Geospatial data plays a critical role in time series solutions, offering a spatial context to the time-stamped data. This data type allows us to track changes over time in a particular geographic area, which can be vital for numerous applications. For example, in the transportation industry, geospatial data can help track vehicle routes and monitor traffic conditions over time. In environmental studies, it can be used to monitor changes in weather patterns or wildlife movements. By integrating geospatial data into time series analysis, we can uncover spatial trends and patterns, enhancing our understanding and enabling more informed decision-making. 

For this introduction, let us create a simple table for the cities that are referenced in the weather data. 
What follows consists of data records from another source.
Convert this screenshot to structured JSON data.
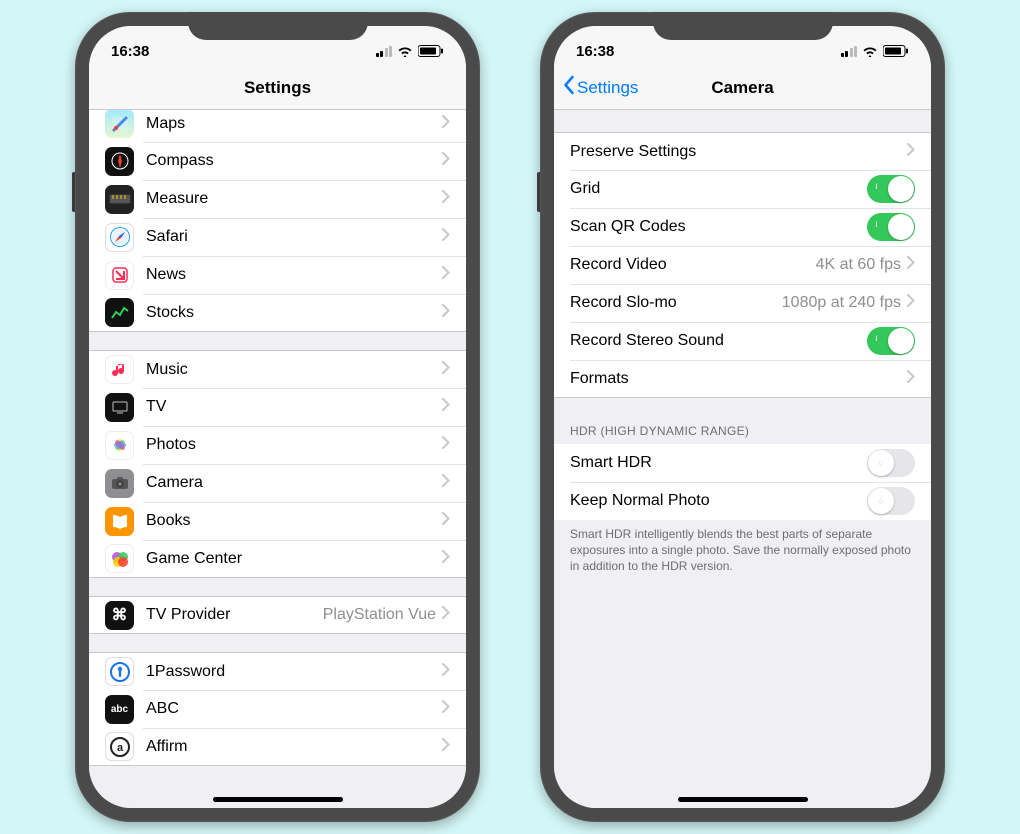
{
  "status": {
    "time": "16:38"
  },
  "left": {
    "title": "Settings",
    "groups": [
      {
        "items": [
          {
            "icon": "maps",
            "label": "Maps"
          },
          {
            "icon": "compass",
            "label": "Compass"
          },
          {
            "icon": "measure",
            "label": "Measure"
          },
          {
            "icon": "safari",
            "label": "Safari"
          },
          {
            "icon": "news",
            "label": "News"
          },
          {
            "icon": "stocks",
            "label": "Stocks"
          }
        ]
      },
      {
        "items": [
          {
            "icon": "music",
            "label": "Music"
          },
          {
            "icon": "tv",
            "label": "TV"
          },
          {
            "icon": "photos",
            "label": "Photos"
          },
          {
            "icon": "camera",
            "label": "Camera"
          },
          {
            "icon": "books",
            "label": "Books"
          },
          {
            "icon": "gc",
            "label": "Game Center"
          }
        ]
      },
      {
        "items": [
          {
            "icon": "tvp",
            "label": "TV Provider",
            "value": "PlayStation Vue"
          }
        ]
      },
      {
        "items": [
          {
            "icon": "1pw",
            "label": "1Password"
          },
          {
            "icon": "abc",
            "label": "ABC"
          },
          {
            "icon": "affirm",
            "label": "Affirm"
          }
        ]
      }
    ]
  },
  "right": {
    "back": "Settings",
    "title": "Camera",
    "groups": [
      {
        "items": [
          {
            "label": "Preserve Settings",
            "type": "chevron"
          },
          {
            "label": "Grid",
            "type": "toggle",
            "on": true
          },
          {
            "label": "Scan QR Codes",
            "type": "toggle",
            "on": true
          },
          {
            "label": "Record Video",
            "type": "chevron",
            "value": "4K at 60 fps"
          },
          {
            "label": "Record Slo-mo",
            "type": "chevron",
            "value": "1080p at 240 fps"
          },
          {
            "label": "Record Stereo Sound",
            "type": "toggle",
            "on": true
          },
          {
            "label": "Formats",
            "type": "chevron"
          }
        ]
      },
      {
        "header": "HDR (HIGH DYNAMIC RANGE)",
        "items": [
          {
            "label": "Smart HDR",
            "type": "toggle",
            "on": false
          },
          {
            "label": "Keep Normal Photo",
            "type": "toggle",
            "on": false
          }
        ],
        "footer": "Smart HDR intelligently blends the best parts of separate exposures into a single photo. Save the normally exposed photo in addition to the HDR version."
      }
    ]
  }
}
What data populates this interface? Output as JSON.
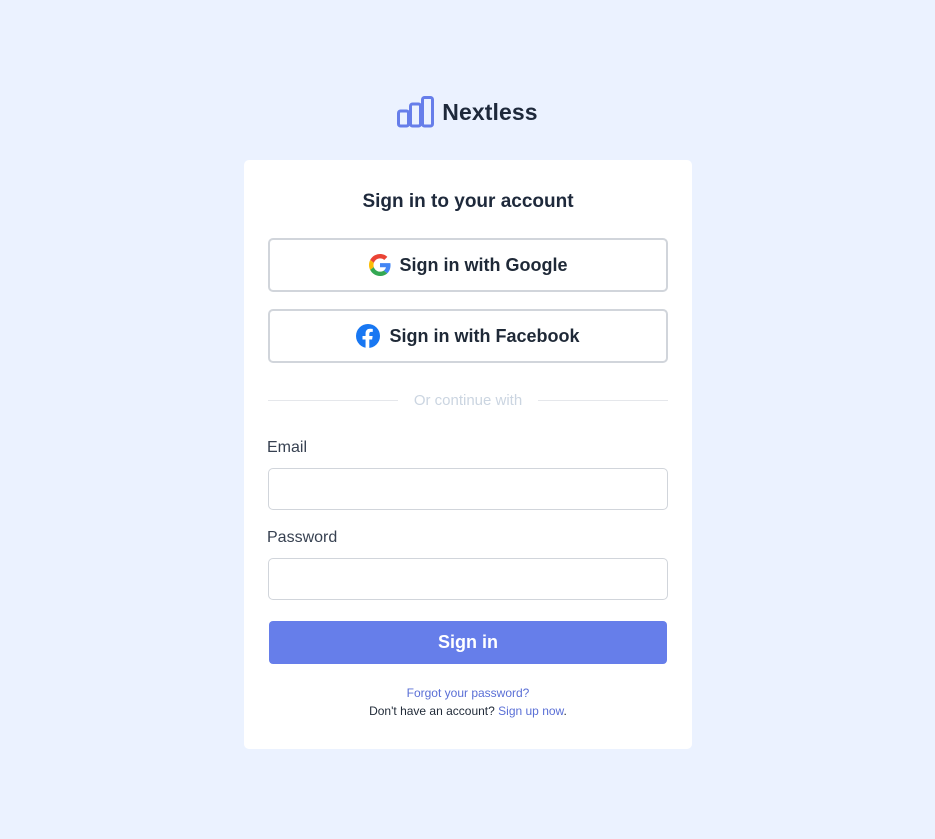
{
  "brand": {
    "name": "Nextless",
    "logo_icon": "bar-chart-icon",
    "accent_color": "#667eea"
  },
  "card": {
    "title": "Sign in to your account",
    "google_button": {
      "label": "Sign in with Google",
      "icon": "google-icon"
    },
    "facebook_button": {
      "label": "Sign in with Facebook",
      "icon": "facebook-icon"
    },
    "divider_text": "Or continue with",
    "email": {
      "label": "Email",
      "value": "",
      "placeholder": ""
    },
    "password": {
      "label": "Password",
      "value": "",
      "placeholder": ""
    },
    "submit_label": "Sign in",
    "forgot_password": "Forgot your password?",
    "signup_prompt": "Don't have an account?",
    "signup_link": "Sign up now",
    "signup_suffix": "."
  }
}
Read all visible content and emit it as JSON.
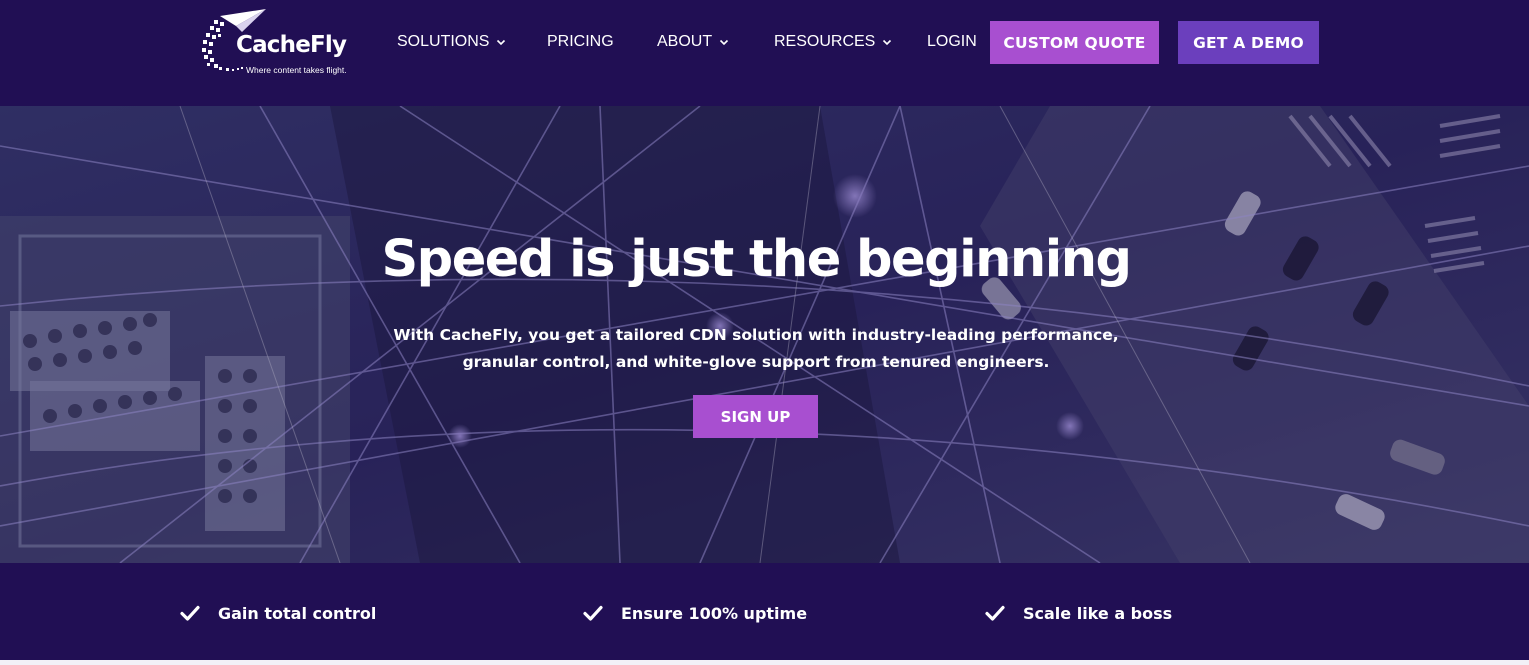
{
  "header": {
    "logo": {
      "name": "CacheFly",
      "tagline": "Where content takes flight."
    },
    "nav": [
      {
        "label": "SOLUTIONS",
        "has_dropdown": true
      },
      {
        "label": "PRICING",
        "has_dropdown": false
      },
      {
        "label": "ABOUT",
        "has_dropdown": true
      },
      {
        "label": "RESOURCES",
        "has_dropdown": true
      },
      {
        "label": "LOGIN",
        "has_dropdown": false
      }
    ],
    "buttons": {
      "quote": "CUSTOM QUOTE",
      "demo": "GET A DEMO"
    }
  },
  "hero": {
    "title": "Speed is just the beginning",
    "subtitle": "With CacheFly, you get a tailored CDN solution with industry-leading performance, granular control, and white-glove support from tenured engineers.",
    "cta": "SIGN UP"
  },
  "features": [
    {
      "label": "Gain total control",
      "icon": "check-icon"
    },
    {
      "label": "Ensure 100% uptime",
      "icon": "check-icon"
    },
    {
      "label": "Scale like a boss",
      "icon": "check-icon"
    }
  ],
  "colors": {
    "header_bg": "#210f54",
    "accent_purple": "#a84fd0",
    "demo_purple": "#6b3fbd",
    "text": "#ffffff"
  }
}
CREATE TABLE cities ( name TEXT, country TEXT, location GEO_POINT ); 

We want to insert a few rows into the new table. 

INSERT INTO cities (name, country, location) VALUES
    ('Redwood City', 'United States', [-122.2364, 37.4852]),
    ('Berlin', 'Germany', [13.4050, 52.5200]),
    ('Dornbirn', 'Austria', [9.7433, 47.4125]),
    ('Vienna', 'Austria', [16.3738, 48.2082]),
    ('Zurich', 'Switzerland', [8.5417, 47.3769]);
 

Selecting this data shows that CrateDB interprets the data correctly and, for example, opens the coordinates on OpenStreetMap when clicking on the arrow icon. 

SELECT * FROM cities;   

The geospatial data can now be used, for example, to visualize weather conditions on a map or automatically figure out if, for example, storm events will cross a certain country that is defined via its geo shape. All of it can be done via the available functions to query geo data directly in CrateDB. 

Binaries: 

Binary Large Object or BLOB is another key data type that can be effectively managed in time series solutions. This type of data can range from images and audio files to logs or even serialized machine learning models. Storing and retrieving BLOB data efficiently is crucial in many time series applications, especially when dealing with multimedia content or large log files. CrateDB supports BLOB storage, allowing users to store and retrieve binary data efficiently, making it an excellent choice for managing complex time series data with various data types. 

They are stored in separate tables which allows for different disk configurations than the regular database files. Upload and download can be executed via the HTTP interface of CrateDB. All metadata of binaries is available via SQL. 

As an alternative, binaries can also be stored in text columns using a base64 encoding. 

This closes our overview of how CrateDB handles various datatypes that are relevant for comprehensive time series data management.